The “Cross-Consensus Message” Former (XCM) version 3 of the interoperability blockchain has finally been deployed, according to Polkadot founder Gavin Wood. Wood, who also founded Kusama, Ethereum and Parity Technologies, announced on Tuesday that XCM v3 has arrived. Development for fifteen months.
After exactly 15 months of development, @polka dot XCM version 3 has been merged. It enables bridges, cross-chain locking, exchanges, NFTs, conditionals, context-tracking, and more. https://t.co/dqcLXOmDa9
— Gavin Wood (@gavofyork) January 17, 2023
How does XCM work?
XCM It began with cross-chain communication between different chains at its core, before the change to cross-consensus messaging – with the aim of leveraging a language by which different consensus systems could communicate.
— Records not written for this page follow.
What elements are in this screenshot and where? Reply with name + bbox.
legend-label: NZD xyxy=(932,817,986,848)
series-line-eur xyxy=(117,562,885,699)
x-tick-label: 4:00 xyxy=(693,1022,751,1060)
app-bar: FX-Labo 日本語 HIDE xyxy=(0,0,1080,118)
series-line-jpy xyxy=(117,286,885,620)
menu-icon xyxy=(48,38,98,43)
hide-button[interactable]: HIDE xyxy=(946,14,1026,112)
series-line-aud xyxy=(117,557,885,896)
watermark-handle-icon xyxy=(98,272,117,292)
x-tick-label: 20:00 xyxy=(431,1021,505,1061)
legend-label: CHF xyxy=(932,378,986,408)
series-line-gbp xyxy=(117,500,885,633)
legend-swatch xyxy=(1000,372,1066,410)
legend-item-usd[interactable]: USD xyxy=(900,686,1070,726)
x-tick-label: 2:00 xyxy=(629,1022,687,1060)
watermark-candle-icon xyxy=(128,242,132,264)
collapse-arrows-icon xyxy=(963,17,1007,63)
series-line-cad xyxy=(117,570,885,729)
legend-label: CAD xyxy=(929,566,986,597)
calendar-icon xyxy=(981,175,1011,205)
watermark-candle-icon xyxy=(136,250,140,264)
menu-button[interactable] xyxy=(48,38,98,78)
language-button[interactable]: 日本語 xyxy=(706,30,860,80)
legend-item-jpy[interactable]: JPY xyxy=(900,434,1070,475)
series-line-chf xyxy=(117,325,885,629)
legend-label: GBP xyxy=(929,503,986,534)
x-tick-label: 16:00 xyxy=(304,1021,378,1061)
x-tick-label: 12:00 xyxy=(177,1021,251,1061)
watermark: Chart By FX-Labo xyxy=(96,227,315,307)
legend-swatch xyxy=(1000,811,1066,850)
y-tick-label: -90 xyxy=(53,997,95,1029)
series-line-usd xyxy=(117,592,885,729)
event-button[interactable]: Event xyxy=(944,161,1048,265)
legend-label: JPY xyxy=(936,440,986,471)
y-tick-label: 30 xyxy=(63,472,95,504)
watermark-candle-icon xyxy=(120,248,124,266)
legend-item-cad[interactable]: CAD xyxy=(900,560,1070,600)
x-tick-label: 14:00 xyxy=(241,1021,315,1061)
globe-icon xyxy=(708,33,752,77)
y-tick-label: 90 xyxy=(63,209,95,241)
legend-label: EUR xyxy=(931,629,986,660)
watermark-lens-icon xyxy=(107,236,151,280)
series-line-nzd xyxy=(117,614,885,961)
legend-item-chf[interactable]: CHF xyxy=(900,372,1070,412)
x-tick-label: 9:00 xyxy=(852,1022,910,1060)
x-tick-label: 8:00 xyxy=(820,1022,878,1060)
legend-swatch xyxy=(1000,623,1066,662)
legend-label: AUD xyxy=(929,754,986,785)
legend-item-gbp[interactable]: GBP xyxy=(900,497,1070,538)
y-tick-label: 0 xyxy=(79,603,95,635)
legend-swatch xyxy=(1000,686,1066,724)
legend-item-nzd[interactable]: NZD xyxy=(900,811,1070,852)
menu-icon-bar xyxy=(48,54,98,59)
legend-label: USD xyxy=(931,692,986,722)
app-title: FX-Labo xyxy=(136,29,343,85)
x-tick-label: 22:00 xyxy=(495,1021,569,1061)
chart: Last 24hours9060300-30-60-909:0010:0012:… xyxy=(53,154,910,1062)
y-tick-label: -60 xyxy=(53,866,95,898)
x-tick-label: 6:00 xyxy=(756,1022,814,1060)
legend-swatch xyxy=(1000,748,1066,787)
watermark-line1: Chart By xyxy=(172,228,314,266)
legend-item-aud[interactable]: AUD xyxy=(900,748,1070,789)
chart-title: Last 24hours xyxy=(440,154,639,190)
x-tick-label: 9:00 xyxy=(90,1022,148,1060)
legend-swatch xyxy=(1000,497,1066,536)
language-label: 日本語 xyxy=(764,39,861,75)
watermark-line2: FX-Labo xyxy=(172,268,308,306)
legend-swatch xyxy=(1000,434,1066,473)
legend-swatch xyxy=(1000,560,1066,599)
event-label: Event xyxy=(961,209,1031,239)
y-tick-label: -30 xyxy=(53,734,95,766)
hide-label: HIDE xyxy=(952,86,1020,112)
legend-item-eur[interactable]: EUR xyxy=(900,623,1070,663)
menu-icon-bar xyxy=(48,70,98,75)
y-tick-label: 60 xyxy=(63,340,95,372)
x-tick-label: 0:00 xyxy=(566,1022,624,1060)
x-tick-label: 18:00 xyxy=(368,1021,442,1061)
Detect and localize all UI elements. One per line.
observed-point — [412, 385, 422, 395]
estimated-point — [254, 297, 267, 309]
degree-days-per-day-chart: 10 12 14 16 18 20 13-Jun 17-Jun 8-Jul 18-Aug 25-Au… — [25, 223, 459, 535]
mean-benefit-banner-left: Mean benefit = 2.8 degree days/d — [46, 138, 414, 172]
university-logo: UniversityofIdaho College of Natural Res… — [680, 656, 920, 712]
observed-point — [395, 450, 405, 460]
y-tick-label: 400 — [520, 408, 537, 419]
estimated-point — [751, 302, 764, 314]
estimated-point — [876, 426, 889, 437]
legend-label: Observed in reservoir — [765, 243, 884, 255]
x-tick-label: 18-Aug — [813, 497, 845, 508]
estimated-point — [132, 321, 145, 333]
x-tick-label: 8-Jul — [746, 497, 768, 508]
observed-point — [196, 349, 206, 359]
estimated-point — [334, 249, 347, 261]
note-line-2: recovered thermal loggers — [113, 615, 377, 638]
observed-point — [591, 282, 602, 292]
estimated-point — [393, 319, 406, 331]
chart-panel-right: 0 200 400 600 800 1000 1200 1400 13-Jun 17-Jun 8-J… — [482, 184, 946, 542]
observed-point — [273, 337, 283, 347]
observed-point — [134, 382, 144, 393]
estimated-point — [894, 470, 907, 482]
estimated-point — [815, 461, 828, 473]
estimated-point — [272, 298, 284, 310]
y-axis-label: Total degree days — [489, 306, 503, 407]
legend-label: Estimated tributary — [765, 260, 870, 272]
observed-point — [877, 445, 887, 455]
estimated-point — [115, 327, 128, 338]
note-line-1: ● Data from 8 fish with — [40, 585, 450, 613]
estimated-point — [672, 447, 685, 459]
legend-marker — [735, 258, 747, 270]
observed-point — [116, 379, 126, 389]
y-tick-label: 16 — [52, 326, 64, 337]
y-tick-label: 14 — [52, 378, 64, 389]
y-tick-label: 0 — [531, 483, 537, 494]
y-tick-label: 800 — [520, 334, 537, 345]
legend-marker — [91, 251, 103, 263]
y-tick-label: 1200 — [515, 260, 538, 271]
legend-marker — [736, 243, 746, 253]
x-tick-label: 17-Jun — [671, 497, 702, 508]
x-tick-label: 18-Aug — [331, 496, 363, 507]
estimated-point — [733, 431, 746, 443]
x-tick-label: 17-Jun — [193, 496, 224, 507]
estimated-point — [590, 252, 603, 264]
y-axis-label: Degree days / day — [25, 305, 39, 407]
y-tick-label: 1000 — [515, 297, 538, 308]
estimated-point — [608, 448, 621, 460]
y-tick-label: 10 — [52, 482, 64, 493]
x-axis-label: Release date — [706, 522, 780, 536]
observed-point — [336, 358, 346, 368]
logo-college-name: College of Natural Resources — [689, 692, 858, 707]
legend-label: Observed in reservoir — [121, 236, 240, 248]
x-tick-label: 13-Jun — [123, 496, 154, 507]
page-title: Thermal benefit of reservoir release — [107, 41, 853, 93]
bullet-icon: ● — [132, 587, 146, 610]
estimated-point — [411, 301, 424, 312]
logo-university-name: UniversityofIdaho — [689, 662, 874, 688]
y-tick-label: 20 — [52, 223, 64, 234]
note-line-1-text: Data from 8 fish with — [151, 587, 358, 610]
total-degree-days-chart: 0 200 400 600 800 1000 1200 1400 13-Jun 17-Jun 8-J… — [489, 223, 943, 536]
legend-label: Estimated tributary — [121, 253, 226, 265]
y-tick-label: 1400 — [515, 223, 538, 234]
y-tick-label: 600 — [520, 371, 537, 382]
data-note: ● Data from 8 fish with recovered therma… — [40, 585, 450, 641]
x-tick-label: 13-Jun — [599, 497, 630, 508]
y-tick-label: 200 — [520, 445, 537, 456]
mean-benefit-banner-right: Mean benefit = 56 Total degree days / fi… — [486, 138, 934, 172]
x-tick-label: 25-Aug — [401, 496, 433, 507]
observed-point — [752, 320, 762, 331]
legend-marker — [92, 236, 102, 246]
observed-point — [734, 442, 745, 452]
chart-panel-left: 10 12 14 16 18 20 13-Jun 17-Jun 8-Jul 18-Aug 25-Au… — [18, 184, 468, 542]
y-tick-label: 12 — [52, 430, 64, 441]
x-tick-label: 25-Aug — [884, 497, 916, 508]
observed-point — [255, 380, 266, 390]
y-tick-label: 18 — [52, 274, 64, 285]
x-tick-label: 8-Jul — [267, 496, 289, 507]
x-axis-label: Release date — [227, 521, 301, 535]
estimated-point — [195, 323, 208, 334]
XCM provides instructions on how to compose, send, and interpret messages across design chains. The destination chain is one that executes instructions with the support of programmable, reliable, and rich data.
Basically, XCM is the standard through which protocol developers can define the data and origins that their particular chains can send or receive. For example, a developer can leverage XCM to allow communication between bitcoind (a proof-of-work network) and Polkadot (a proof-of-stake network,
But XCM v3 deployments do much more than just enable cross-consensus communication between chains. It can work on smart contracts, bridges, pallets, exchanges and non-fungible tokens (NFTs).
There is one example where the message format allows interoperability between parachains, removing the need to use bridges.